China cuts working hours for coal miners in bid to tackle supply glut

A worker opens a door of carriage as it is cleaned to load coal outside a coal mine on the outskirts of Jixi, in Heilongjiang province, China, October 22, 2015. REUTERS/Jason Lee/Files

BEIJING (Reuters) - China will reduce the number of statutory working days for its coal miners to 276 a year from 330 as it bids to tackle a chronic supply glut that has sapped prices, the country’s work safety watchdog said on Monday.

With demand on the wane and mining firms facing widespread losses, China plans to shut down 500 million tonnes of coal production capacity over the next three to five years as part of its efforts to cut a surplus estimated at more than 2 billion tonnes a year.

China's State Administration of Work Safety ( said in a notice on its website on Monday that the official production capacity of the country's coal mines would be adjusted to fit the new 276 working day limit, meaning that mines will be held to even stricter production caps.

China’s mines traditionally produced more than their designed capacity as miners worked throughout the year to churn out as much coal as possible.

But the practice has led to safety problems as well as oversupply, and China is now cracking down on mines that produce more than they are allowed.

The country has also promised to ban all new coal mine projects for at least three years, and will close more than 1,000 mines this year.
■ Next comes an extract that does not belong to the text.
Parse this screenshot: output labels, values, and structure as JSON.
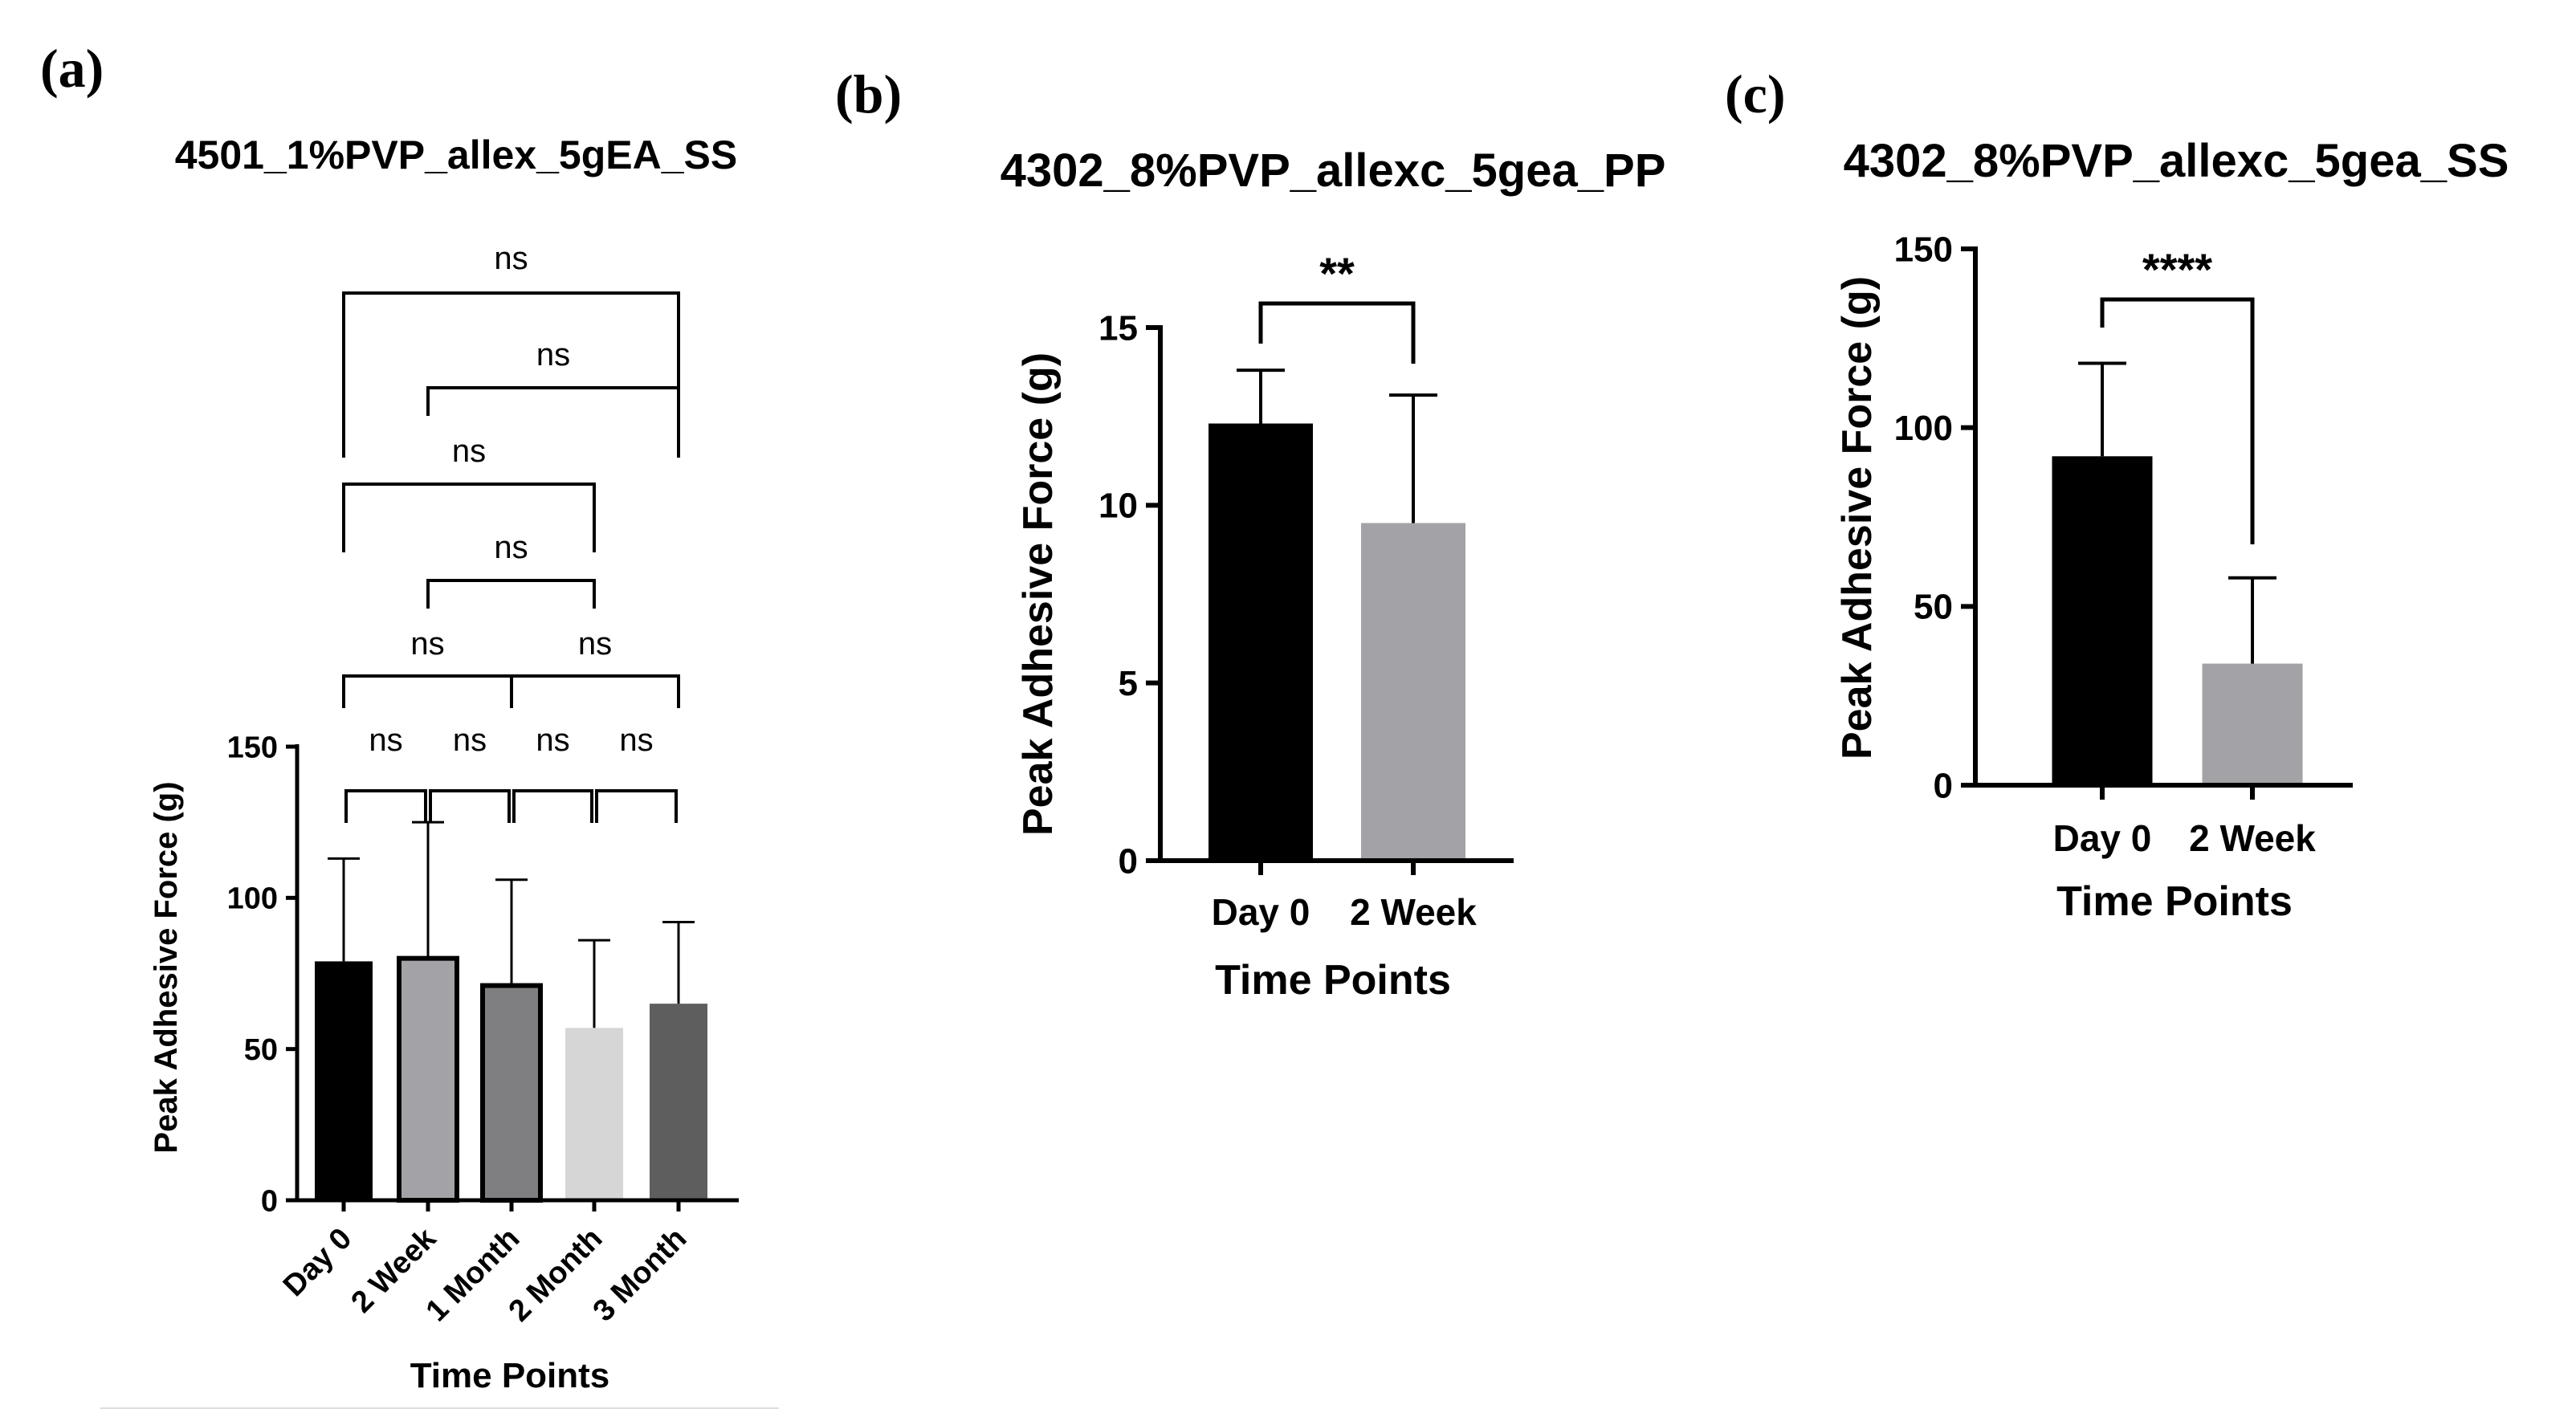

Coal production in China fell 3.5 percent to 3.68 billion tonnes last year, dropping for the second year in succession amid slowing industrial demand and a state campaign to cut the country’s dependence on polluting fossil fuels.

In a break with tradition, Chinese coal miners this year allowed their workers to leave their posts during the Chinese new year holidays, another move aimed at curbing oversupply and shoring up prices.